While on the topic of general election campaigns, I want to amend an earlier assessment that had Walker besting Hillary in the 2016 presidential race. Watching video clips of his official campaign kickoff it struck me -- I don't know why I didn't react this way to Walker before -- that he comes across as too much of a dullard, too much a low-watt middle-manager type to win the allegiance of your average voter. Your average voter, whomever that may be -- mythic suburban "soccer mom"; independent; Oprah acolyte -- wants more star power in her/his candidate for the White House. Walker is too plain (and, let's not be shy, too homely). Plus, he's staking out hard right positions, not just on collective bargaining rights, but now on Iran and Russia as well, that are out of step with the mainstream.
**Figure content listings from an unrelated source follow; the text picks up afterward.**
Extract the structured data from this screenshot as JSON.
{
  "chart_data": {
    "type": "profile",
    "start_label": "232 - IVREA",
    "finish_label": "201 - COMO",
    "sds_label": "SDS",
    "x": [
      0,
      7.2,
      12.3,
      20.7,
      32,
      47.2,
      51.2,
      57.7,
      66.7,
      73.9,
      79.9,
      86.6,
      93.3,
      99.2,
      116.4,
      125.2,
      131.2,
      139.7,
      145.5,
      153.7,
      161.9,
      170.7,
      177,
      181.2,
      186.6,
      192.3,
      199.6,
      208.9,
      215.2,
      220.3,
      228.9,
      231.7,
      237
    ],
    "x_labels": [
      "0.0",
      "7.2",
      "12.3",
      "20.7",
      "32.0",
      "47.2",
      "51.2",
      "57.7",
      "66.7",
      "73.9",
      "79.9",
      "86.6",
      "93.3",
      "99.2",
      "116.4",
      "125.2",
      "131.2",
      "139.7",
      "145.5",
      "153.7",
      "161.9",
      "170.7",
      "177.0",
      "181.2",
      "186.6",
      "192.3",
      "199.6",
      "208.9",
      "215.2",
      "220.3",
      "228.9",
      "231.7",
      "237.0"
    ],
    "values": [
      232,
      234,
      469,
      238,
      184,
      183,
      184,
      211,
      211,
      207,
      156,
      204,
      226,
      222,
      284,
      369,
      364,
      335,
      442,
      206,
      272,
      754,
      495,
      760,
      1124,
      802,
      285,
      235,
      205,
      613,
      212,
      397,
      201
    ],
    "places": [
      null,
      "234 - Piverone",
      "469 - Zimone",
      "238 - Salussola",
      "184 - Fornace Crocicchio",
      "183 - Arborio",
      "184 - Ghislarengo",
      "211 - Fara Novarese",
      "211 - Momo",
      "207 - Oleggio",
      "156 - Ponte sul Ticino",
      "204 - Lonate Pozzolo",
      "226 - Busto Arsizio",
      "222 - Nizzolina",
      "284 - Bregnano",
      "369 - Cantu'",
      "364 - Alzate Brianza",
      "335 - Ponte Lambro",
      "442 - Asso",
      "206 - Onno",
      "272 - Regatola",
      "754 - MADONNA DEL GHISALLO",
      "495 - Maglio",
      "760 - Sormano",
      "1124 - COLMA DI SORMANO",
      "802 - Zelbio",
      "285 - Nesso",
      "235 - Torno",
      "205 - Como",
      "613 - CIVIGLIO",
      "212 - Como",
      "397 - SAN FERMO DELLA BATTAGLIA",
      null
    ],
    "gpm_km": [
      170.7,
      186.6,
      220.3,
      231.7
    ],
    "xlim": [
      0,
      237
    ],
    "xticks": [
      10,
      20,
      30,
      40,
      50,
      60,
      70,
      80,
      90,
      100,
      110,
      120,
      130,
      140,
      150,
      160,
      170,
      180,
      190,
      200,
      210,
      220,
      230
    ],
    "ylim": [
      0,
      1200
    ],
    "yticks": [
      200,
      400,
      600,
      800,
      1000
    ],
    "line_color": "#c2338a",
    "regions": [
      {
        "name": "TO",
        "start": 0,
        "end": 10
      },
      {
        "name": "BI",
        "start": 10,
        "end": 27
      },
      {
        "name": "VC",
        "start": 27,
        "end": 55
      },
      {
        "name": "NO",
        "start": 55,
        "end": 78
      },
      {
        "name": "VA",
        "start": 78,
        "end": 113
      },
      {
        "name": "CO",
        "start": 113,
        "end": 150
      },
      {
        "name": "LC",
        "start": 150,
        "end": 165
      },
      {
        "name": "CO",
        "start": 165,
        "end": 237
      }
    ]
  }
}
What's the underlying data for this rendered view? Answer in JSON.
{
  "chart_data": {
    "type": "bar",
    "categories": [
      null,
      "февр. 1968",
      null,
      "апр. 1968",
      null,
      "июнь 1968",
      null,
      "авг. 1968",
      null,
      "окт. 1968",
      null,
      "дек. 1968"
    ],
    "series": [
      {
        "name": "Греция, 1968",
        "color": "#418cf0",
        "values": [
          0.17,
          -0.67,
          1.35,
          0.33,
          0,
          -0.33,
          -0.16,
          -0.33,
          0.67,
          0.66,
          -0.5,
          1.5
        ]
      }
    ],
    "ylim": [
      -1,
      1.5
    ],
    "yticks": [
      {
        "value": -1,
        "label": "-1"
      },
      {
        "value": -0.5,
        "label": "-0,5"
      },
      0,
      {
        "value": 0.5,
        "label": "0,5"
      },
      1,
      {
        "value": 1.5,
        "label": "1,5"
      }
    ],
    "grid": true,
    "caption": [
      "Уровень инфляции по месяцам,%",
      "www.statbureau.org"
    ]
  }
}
So at this moment it looks to me as if the early predictions of a dynastic clash of titans, Hillary vs. Jeb, for the 2016 presidential race are going to be proven accurate. This assumes that the Trump boom fades.
Yves Smith argues this morning that a Grexit is still the most likely outcome. The IMF's declaration that debt relief must be included in any new bailout package will make it difficult for the various euro nations -- Finland, Germany, Portugal, among others -- to approve any new deal in their respective legislatures. And there is no guarantee that Tsipras can pass four out six creditor demands out of the Greek Parliament today.
It seems odd to me that so many Greeks appear to be sticking with Tsipras. The explanation is that there is no one else to turn to. I guess an abused spouse will tend in the short term to stick with a lying, cheating mate for fear of the unknown, of being alone. Eventually though, as the lying continues, courage is plucked up and one moves on. This is what will happen in Greece.
As a Grexit chaotically unwinds the question will be asked, "How can Syriza have bargained with the troika for half a year without making at least rudimentary plans for returning to the drachma?" Varoufakis has asserted that currency conversion takes a lot of time, which I am sure it does. But Syriza leads Greece. It was foolishly irresponsible given the obvious intention of Germany to force Greece out of the eurozone not to prepare for the possibility of a Grexit.